Winter weather snuck up on me this year. It’s apparently going to dip down to 27 degrees Fahrenheit overnight. In the normal course of things, this isn’t a problem. This year, however, we have exposed chickens at play.
I was so busy working on strategy for a new newsletter subscription offer that I let the day slip by without realizing tonight could potentially be dangerous to the chickens still in our dome.
In case you’re wondering why we still have chickens IN our dome, let me reassure you, it is strictly for strategic and deeply purposeful reasons. Okay, I lied. The blog side of #blogsteading has been primary this past week or so, what with digging a trench and running internet cable to our new pod. I haven’t had time to slaughter the rest of our broilers yet this season.

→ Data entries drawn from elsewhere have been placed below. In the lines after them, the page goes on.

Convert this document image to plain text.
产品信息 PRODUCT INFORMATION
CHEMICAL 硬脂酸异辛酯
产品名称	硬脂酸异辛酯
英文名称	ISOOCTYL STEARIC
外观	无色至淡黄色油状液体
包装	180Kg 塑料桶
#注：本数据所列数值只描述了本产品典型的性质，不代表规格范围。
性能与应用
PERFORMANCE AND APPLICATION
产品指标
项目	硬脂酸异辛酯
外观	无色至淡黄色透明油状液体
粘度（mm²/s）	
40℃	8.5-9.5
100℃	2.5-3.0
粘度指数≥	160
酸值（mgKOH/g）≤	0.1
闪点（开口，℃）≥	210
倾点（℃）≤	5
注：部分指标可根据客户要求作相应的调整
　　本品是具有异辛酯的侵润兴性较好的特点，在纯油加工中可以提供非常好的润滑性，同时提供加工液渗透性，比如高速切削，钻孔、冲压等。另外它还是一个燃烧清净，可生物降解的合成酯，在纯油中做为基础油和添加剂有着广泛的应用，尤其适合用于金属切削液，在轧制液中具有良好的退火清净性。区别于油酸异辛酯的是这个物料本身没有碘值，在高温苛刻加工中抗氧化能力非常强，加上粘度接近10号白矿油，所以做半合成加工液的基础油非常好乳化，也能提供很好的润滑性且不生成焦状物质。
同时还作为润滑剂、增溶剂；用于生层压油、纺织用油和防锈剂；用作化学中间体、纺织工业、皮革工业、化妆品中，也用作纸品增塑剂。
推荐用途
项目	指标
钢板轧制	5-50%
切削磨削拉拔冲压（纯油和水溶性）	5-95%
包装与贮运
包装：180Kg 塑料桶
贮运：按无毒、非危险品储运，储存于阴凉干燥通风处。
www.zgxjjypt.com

So a little late, I found this quote on the Zip Tie Domes website:
To winterize your dome, just put a tarp or plastic sheet over it, then put hay down on the ground. When the hay gets dirty, move the dome. (By moving the dome year round, it makes it very hard for the dome to harbor mites or other pests, which is common problem for all other chicken coops.)

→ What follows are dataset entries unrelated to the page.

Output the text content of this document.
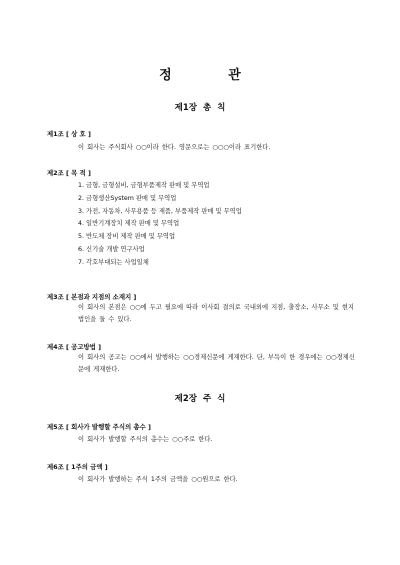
정 관
제1장 총 칙
제1조 [ 상 호 ]
이 회사는 주식회사 ○○이라 한다. 영문으로는 ○○○이라 표기한다.
제2조 [ 목 적 ]
1. 금형, 금형설비, 금형부품제작 판매 및 무역업
2. 금형생산System 판매 및 무역업
3. 가전, 자동차, 사무용품 등 제품, 부품제작 판매 및 무역업
4. 일반기계장치 제작 판매 및 무역업
5. 반도체 장비 제작 판매 및 무역업
6. 신기술 개발 연구사업
7. 각호부대되는 사업일체
제3조 [ 본점과 지점의 소재지 ]
이 회사의 본점은 ○○에 두고 필요에 따라 이사회 결의로 국내외에 지점, 출장소, 사무소 및 현지법인을 둘 수 있다.
제4조 [ 공고방법 ]
이 회사의 공고는 ○○에서 발행하는 ○○경제신문에 게재한다. 단, 부득이 한 경우에는 ○○경제신문에 게재한다.
제2장 주 식
제5조 [ 회사가 발행할 주식의 총수 ]
이 회사가 발행할 주식의 총수는 ○○주로 한다.
제6조 [ 1주의 금액 ]
이 회사가 발행하는 주식 1주의 금액을 ○○원으로 한다.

Tomorrow, we’ll pull some plastic from the shed and cover most of the sides so the birds will stay nice and cozy. And with the ground getting colder, it’s time to consider hanging some perches for the birds to get off the ground. Zip Tie Domes recommends adding hay as ground cover and leaving the dome in place until the hay needs to be replaced. That sounds fine, at first, except this dome is in our yard, and I’m pretty sure neither Heather nor I want to see poopy hay circles dotting the landscape outside our bedroom window.